Pero aunque el espacio nos parece más imaginable y en cierto sentido comprensible que el tiempo, tampoco lo es realmente. Un lector de Sonaron gritos y golpes a la puerta comentaba una conversación de la novela sobre el todo y la nada, que serían lo mismo. A esta desconcertante cuestión nos lleva la teoría de la Gran Explosión (Grex, si se acuerdan) o Big Bang. Tendemos a imaginar la nada como un espacio ilimitado sin ningún objeto dentro, pero el espacio y sus objetos forman un todo indivisible, y solo podemos concebir la nada como un punto sin dimensiones espaciales y sin tiempo. Ahora bien, de esa “nada” brotaría el universo, no se sabe por qué.
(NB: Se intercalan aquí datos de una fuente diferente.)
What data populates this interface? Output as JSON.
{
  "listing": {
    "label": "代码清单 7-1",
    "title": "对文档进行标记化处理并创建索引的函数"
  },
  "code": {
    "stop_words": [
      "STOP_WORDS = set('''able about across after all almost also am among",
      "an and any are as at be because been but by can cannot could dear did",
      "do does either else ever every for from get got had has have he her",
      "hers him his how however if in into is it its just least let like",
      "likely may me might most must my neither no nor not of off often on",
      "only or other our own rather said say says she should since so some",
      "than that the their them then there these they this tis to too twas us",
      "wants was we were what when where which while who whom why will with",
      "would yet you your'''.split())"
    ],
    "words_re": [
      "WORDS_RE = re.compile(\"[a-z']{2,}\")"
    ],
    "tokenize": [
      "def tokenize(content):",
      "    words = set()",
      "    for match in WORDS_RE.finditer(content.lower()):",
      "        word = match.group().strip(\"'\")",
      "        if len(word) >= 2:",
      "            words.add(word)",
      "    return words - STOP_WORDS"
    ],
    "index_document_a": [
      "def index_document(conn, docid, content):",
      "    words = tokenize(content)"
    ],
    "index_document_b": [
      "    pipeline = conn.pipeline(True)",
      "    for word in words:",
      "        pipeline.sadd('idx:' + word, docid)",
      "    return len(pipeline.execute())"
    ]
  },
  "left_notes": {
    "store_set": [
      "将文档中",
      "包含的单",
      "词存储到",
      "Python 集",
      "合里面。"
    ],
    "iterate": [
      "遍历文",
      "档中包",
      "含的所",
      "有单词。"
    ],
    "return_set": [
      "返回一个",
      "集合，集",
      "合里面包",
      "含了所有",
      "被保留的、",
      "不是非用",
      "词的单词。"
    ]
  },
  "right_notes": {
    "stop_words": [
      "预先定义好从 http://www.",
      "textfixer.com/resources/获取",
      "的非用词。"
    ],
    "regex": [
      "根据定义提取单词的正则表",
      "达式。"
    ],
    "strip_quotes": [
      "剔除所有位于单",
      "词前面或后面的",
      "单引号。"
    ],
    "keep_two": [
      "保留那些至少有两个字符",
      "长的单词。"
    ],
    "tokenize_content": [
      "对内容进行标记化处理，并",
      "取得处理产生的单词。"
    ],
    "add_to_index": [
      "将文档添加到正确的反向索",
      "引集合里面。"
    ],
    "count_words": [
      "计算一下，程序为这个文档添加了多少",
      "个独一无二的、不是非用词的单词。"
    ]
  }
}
Ello nos lleva a otros problemas derivados: si el universo estaba inicialmente contenido en ese punto, parece que todo lo que compone el cosmos que conocemos, sus sucesos y nuestra misma vida, estaban contenidos en él de algún modo inconcebible, pero forzoso. Ello indicaría que, a pesar de las apariencias, ni el azar ni la libertad serían posibles, y Lutero tendría razón frente a Roma.
No obstante, aunque tendemos a reducir toda explicación compleja a un solo factor último, en este caso la GE o grex, siempre encontramos que los sucesos son resultado de más de un factor. Así, habría que explicar porqué se produjo la GE, qué fue lo que hizo que ese punto adimensional estallara, por decirlo así.